Setting sun and desert plant (2017)

Copyright © Kidus Assefa 2023



I learned a lot of life lessons by observing how sand behaves and interacts with the elements. I started noticing how it reflects light at particular angles, which reminded me that glass comes from sand. I was reflecting on how sand is a timekeeper, used in hourglasses and quartz watches for a reason. Sand doesn't dissolve in water. Its particles are so coarse they don't stick to each other; it flows and wanders. Sand is very dynamic and fluid, able to change form in time – both short and long-term. I started to best see how sand behaves when in such an abundance.


My observations started when I saw small patches of sand piling on the road. The thin layers of sand obeyed the winds and retained the shape of the last breeze, then yielding to the next. Sand is like a photograph, a framed imprint of the moment. Despite its fluidity, sand also holds up and can preserve what it has captured for a long time. Footprint dents left in sand stay long until eventually covered up by multiple layers. It taught me how legacies are left behind and can serve to guide those following a meaningful trail amidst an infinite void. However, any legacy ends at some point, and nothing is noble enough to transcend the winds of time indefinitely. I occupied my mind by pondering upon these profound revelations and others during our long drive. I am thrilled to remember that we haven’t even reached our destination.


The dunes have proven their seductive charms. It must have been hours already, but I was in a trance until we reached our first destination. I had always wanted to try quad-biking. As someone who doesn't know how to ride a bike (yet), four wheels sound ideal - a great combination of power, speed, and balance. I was excited and hopped on without any hesitation. I wrapped my 'shamagh' (head scarf) tighter and braced myself. It was time to have fun. I must have gone over my ride time limit. I couldn't get enough of it! As an adrenaline junkie, I didn't stop once. I would gain momentum at high speeds and drive straight up a dune as if going for a flip. Things were safe most of the time, but I almost crashed and heavily injured myself. The one time I accidentally drove right off a small cliff, I almost fell upside-down. Phew! That was a close call. Relieved by my close encounter and exhilarated by this new experience, our time was up, and it was time to move on.


Setting sun in desert (2017)

Copyright © Kidus Assefa 2023


As enjoyable as this was, the main event was yet to come. We kept on driving in a different direction this time. I like the sense of mystery I feel when I see this many people, literally, in the middle of nowhere. It makes me think that there could be anyone anywhere, but I wouldn't know until I see for myself. What a thrill. I am energized and excited to see what's next. The sandy ocean was changing its hue as the sun approached the horizon. The views became even more textured and three-dimensional. It is a thing of beauty to see so much sand with wavy impressions of the winds. Falcons are the pride of Arabian desert culture. I got the chance to hold one and pose for some pictures. I was falling in love with the desert by the minute, but the best was yet to come.

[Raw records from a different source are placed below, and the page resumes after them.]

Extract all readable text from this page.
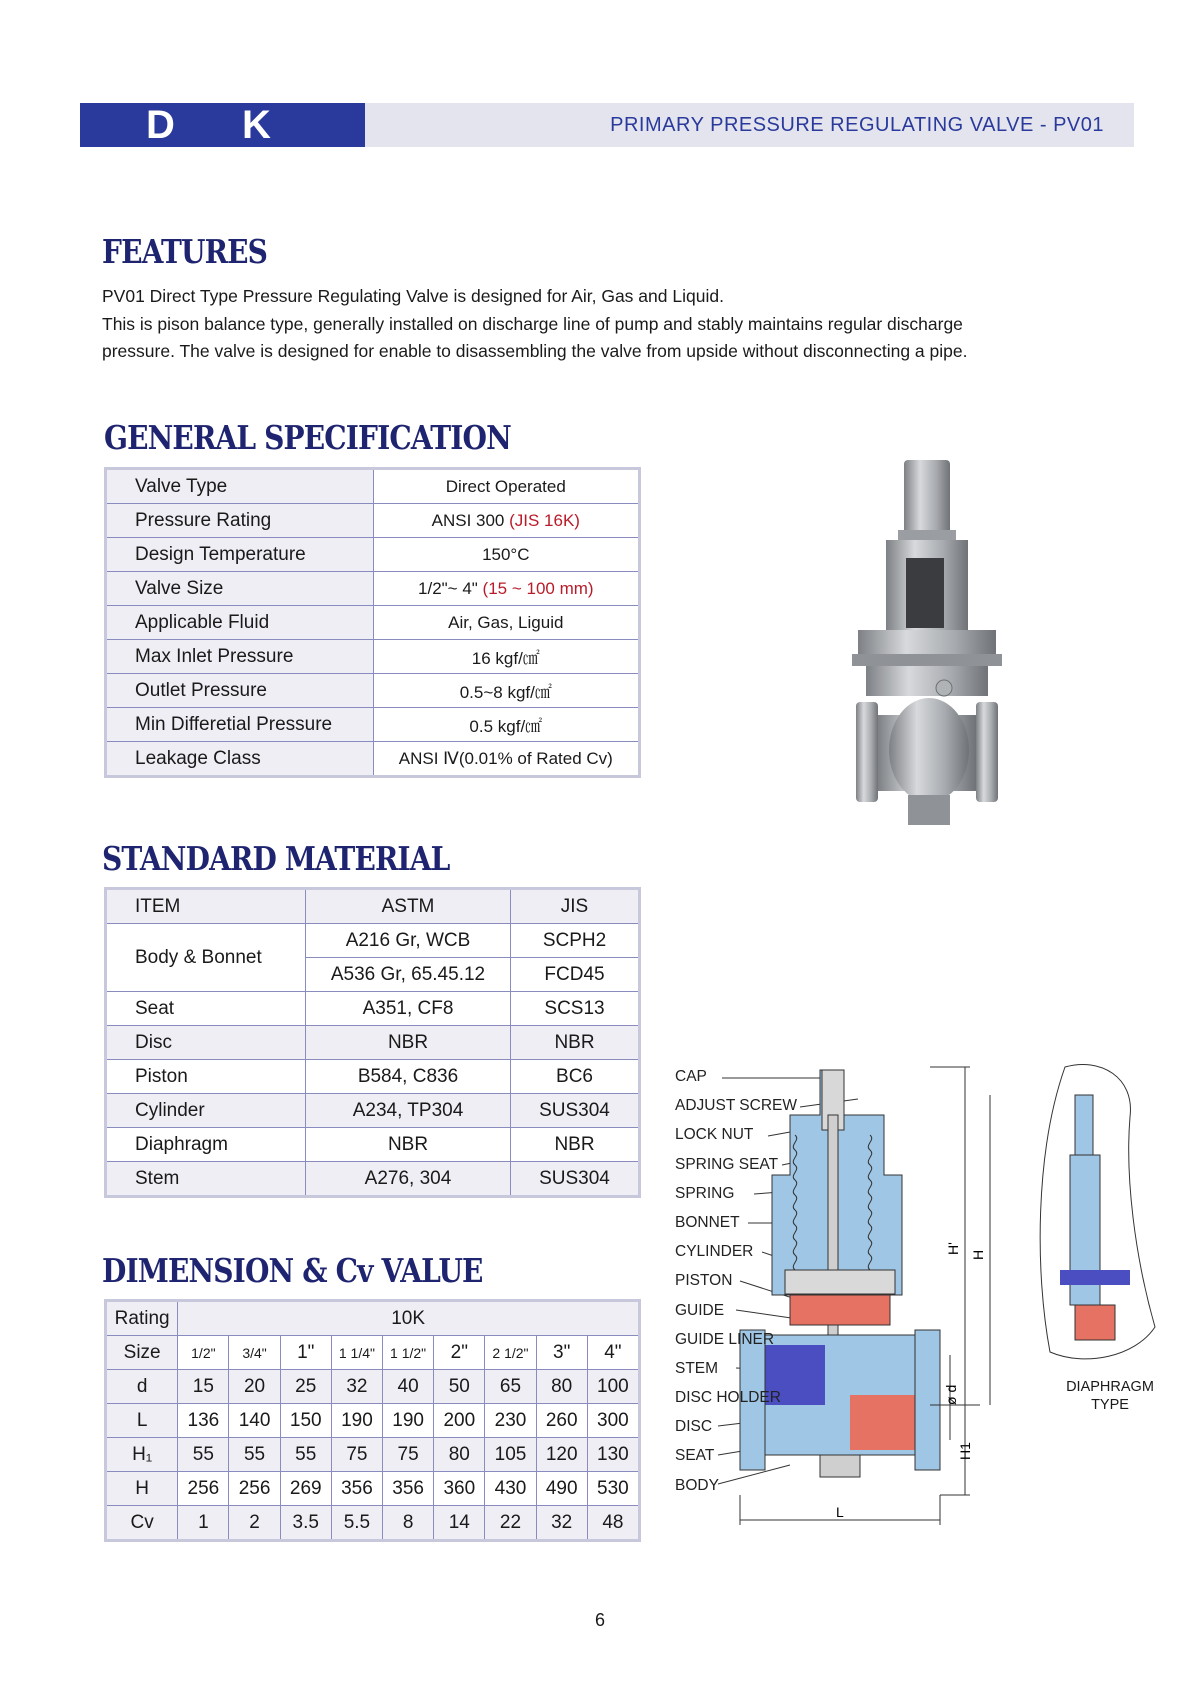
D K	PRIMARY PRESSURE REGULATING VALVE - PV01
FEATURES

PV01 Direct Type Pressure Regulating Valve is designed for Air, Gas and Liquid.

This is pison balance type, generally installed on discharge line of pump and stably maintains regular discharge

pressure. The valve is designed for enable to disassembling the valve from upside without disconnecting a pipe.

GENERAL SPECIFICATION
Valve Type	Direct Operated
Pressure Rating	ANSI 300 (JIS 16K)
Design Temperature	150°C
Valve Size	1/2"~ 4" (15 ~ 100 mm)
Applicable Fluid	Air, Gas, Liguid
Max Inlet Pressure	16 kgf/㎠
Outlet Pressure	0.5~8 kgf/㎠
Min Differetial Pressure	0.5 kgf/㎠
Leakage Class	ANSI Ⅳ(0.01% of Rated Cv)
STANDARD MATERIAL
ITEM	ASTM	JIS
Body & Bonnet	A216 Gr, WCB	SCPH2
	A536 Gr, 65.45.12	FCD45
Seat	A351, CF8	SCS13
Disc	NBR	NBR
Piston	B584, C836	BC6
Cylinder	A234, TP304	SUS304
Diaphragm	NBR	NBR
Stem	A276, 304	SUS304
DIMENSION & Cv VALUE
Rating	10K								
Size	1/2"	3/4"	1"	1 1/4"	1 1/2"	2"	2 1/2"	3"	4"
d	15	20	25	32	40	50	65	80	100
L	136	140	150	190	190	200	230	260	300
H₁	55	55	55	75	75	80	105	120	130
H	256	256	269	356	356	360	430	490	530
Cv	1	2	3.5	5.5	8	14	22	32	48
H' H
ø d
H1
L
CAP
ADJUST SCREW
LOCK NUT
SPRING SEAT
SPRING
BONNET
CYLINDER
PISTON
GUIDE
GUIDE LINER
STEM
DISC HOLDER
DISC
SEAT
BODY
DIAPHRAGM
TYPE
6
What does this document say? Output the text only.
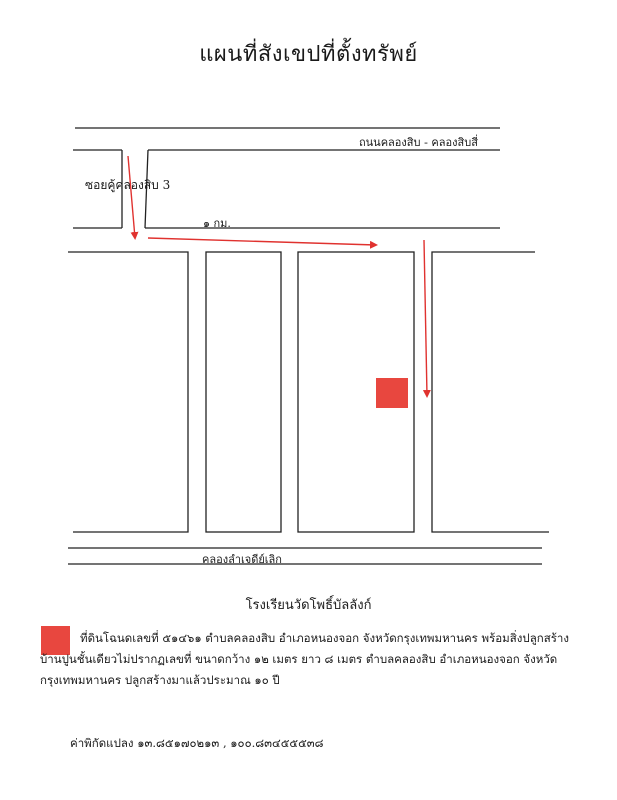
แผนที่สังเขปที่ตั้งทรัพย์
ถนนคลองสิบ - คลองสิบสี่
ซอยคู้คลองสิบ 3
๑ กม.
คลองลำเจดีย์เลิก
โรงเรียนวัดโพธิ์บัลลังก์
ที่ดินโฉนดเลขที่ ๕๑๔๖๑ ตำบลคลองสิบ อำเภอหนองจอก จังหวัดกรุงเทพมหานคร พร้อมสิ่งปลูกสร้าง
บ้านปูนชั้นเดียวไม่ปรากฏเลขที่ ขนาดกว้าง ๑๒ เมตร ยาว ๘ เมตร ตำบลคลองสิบ อำเภอหนองจอก จังหวัด
กรุงเทพมหานคร ปลูกสร้างมาแล้วประมาณ ๑๐ ปี
ค่าพิกัดแปลง ๑๓.๘๕๑๗๐๒๑๓ , ๑๐๐.๘๓๔๕๕๕๓๘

A whole day of traveling deeper and deeper into unknown lands gives you an unparalleled sense of calm. You grow bolder and sharper when your senses get some rest from the over-stimulation that characterizes our lives nowadays. Temperatures started to drop as dusk was nearing. We have finally arrived at the campsite. I have countless fantasies of such a scene inspired by many folktales and legends. I had recently read "A Tale of 1,001 Nights," and this setting seemed fitting for perhaps the 1,002nd night of magic to unfold. I  was eager to see what the camp had in store for us. There was some time until the big show started, so we were left to wander around and take in the setting sun.


Tire tracks leading to sun setting behind dunes (2017)

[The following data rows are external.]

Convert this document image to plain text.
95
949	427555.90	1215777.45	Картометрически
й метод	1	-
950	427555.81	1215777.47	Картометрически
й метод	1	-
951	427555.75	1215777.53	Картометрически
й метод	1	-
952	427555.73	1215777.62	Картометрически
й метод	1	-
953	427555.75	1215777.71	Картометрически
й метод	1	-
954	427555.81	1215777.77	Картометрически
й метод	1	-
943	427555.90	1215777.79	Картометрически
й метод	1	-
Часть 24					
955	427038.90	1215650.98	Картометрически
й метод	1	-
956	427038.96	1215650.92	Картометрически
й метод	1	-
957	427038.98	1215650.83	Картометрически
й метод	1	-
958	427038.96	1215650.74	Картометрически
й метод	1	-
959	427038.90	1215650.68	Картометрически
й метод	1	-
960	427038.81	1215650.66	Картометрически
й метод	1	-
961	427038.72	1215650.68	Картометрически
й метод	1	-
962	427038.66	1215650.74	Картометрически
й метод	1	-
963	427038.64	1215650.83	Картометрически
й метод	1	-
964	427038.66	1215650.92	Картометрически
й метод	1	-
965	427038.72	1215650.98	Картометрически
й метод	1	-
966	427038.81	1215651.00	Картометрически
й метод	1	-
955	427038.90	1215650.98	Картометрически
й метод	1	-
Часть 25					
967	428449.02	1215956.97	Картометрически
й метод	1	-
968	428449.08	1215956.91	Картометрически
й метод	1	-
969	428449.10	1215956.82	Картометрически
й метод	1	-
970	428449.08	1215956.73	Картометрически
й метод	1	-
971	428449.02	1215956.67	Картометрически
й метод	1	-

Copyright © Kidus Assefa 2023


I was seeing the power of the growing tourism industry at a remote outpost. There were so many activities and memorabilia to buy. Dubai is where money does a lot of the talking. I was there to experience the desert landscape and culture first-hand. And although my intentions were clear, I started seeing the ugly side of tourism that I came to loathe. Everyone was trying to sell something, conning for that next buck. I understand this fuels the economy and livelihood of so many, but it gets irritating after a certain point. It is hard to stay in the moment when money problems follow you into the most remote and barren landscapes. I had to actively fight off all forms of temptation to spend money so I could leave without empty pockets. It puts a strain on your willpower.

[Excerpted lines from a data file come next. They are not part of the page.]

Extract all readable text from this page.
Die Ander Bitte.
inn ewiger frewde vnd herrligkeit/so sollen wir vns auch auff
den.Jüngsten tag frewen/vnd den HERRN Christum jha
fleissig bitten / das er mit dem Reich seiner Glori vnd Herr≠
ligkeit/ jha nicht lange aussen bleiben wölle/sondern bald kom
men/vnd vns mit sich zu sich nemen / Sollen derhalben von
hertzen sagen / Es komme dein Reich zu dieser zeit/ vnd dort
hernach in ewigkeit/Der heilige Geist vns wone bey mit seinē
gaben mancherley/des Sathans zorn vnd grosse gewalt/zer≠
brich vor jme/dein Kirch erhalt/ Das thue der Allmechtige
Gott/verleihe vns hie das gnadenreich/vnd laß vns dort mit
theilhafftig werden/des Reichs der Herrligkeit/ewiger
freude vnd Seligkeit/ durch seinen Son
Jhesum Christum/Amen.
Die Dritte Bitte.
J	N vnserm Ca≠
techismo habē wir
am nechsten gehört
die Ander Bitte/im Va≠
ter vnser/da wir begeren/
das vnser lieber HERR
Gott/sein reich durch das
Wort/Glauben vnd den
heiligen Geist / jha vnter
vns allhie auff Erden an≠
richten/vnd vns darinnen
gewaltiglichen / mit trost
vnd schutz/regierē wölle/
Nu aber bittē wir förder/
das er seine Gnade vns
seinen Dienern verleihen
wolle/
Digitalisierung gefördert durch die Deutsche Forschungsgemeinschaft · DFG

Footsteps on wavy sand in a barren desert (2017)

Copyright © Kidus Assefa 2023


Despite that, I had the chance to do something I had wished to try for a while. They had camel rides, and it felt right to do it here and now. Camels fascinate me. I admire how they are designed and built with such divine engineering. They are ships of the sea indeed. The poor fellow assigned to me had my sympathies. The despair was evident, and I felt the gloomy sadness this camel must have felt for so long. I went for a few rounds and called it a day. It was a tame and redundant series of short laps in such a small area. The only thrilling part must have been when the camel got up from the ground while I was on its back. The rest of the slow walk was rather anticlimactic. I can't complain; there's always a first time.


Camel trained to carry around visiting tourists at desert camp (2017)

Copyright © Kidus Assefa 2023


I continued to make my way around the campsite, taking pictures and writing in the sand. I had a brief chat with a couple of Australian gentlemen. The Ozzies got their hands on a sandboard and let me take it for a spin. It is just like snowboarding but less risky, I think. I wished the guys a great night and thanked them for the sandboard as I left. It was getting dark, and the stars started showing their brilliance where there was no light pollution or precipitation.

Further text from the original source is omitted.